As the race continues, the infinite variability of human-machine interaction will only expand, but the solutions will expand with it.

Let's not get ahead of ourselves
"With autonomy, the edge cases kill you, so you've got to build out for all the edge cases. Which makes it a very, very difficult problem," Uber's CEO Dara Khosrowshahi said.

Roadside construction is an edge case in the realm of autonomous vehicles. Concern for human safety is always the pinnacle of development and progress, but trying to address the variably infinite edge cases human beings imbue is the essence of chaos theory.

Still, the work continues and as humans and machines share more spaces, infrastructure will have to follow suit. The paradoxical ability for human beings to adapt and evolve yet be so apprehensive of change is the embodiment of slowed progress.

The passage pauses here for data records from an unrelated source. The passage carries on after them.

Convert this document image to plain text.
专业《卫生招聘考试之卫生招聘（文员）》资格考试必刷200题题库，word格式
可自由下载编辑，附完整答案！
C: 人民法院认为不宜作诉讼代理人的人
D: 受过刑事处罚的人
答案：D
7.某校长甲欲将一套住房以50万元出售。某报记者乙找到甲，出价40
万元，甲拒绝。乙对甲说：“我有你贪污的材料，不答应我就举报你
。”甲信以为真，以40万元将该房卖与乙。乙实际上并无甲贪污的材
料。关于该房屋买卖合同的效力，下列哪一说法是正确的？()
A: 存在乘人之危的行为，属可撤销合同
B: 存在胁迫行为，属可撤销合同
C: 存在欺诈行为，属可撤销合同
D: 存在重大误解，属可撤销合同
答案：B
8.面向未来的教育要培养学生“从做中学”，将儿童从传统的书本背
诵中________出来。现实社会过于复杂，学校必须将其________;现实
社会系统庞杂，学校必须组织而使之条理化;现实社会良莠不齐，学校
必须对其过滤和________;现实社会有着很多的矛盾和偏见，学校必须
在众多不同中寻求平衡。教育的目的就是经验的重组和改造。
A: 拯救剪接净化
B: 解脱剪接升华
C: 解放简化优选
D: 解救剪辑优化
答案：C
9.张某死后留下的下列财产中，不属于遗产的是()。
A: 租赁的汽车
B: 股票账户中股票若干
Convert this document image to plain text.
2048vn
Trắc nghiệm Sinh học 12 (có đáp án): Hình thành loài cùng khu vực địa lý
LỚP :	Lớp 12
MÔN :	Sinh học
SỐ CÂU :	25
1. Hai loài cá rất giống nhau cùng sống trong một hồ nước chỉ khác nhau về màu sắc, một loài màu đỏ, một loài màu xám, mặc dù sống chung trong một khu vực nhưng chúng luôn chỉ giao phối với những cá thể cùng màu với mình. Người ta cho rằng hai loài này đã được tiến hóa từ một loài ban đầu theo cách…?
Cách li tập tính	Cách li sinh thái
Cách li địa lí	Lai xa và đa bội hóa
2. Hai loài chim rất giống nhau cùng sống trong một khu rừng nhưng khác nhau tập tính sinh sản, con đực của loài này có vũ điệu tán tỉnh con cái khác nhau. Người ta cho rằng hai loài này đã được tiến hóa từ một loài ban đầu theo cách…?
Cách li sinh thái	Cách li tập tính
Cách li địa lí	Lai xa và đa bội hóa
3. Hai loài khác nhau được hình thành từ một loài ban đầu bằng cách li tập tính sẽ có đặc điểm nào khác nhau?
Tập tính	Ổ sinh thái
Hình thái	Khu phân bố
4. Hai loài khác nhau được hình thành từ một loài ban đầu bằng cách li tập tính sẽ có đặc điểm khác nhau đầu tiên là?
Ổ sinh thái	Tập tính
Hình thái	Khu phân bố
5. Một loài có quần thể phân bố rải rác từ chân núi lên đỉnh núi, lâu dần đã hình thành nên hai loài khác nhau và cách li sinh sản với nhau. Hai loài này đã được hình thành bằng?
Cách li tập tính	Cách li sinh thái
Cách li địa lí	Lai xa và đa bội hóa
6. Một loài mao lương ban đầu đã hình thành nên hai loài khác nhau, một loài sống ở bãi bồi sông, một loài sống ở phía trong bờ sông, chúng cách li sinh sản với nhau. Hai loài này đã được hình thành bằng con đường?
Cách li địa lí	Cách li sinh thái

Autonomous technologies, among millions of others, aren't going away; they're only getting better and more common. Human beings aren't going anywhere either. In fact, we're the ones developing this technology, so shouldn't our own physical safety be at the core of development? It's Amara's law in action again. We're seeing the technological short term versus the long term. By taking pause in the developmental pace of technologies in one sector, we stand to lay firmer foundations for long term progress when sectors develop collaboratively. In this case, autonomous vehicles, roadway construction authorities, and governing bodies shouldn't be developing independently of one another. Because they'll never be operating independently of one another.

Infrastructural and technological symbiosis will only stand firmly on this concept. Where does the safety of the construction worker lie? Learning and developing with the very machines that would cause danger. Where does advanced AI begin to better evaluate human safety edge cases? With the construction groups that would present autonomous vehicles with those edge cases.

Invariably, the learning and development processes of these two interconnected facets of humanity and technology must be done together. Otherwise, what's the point?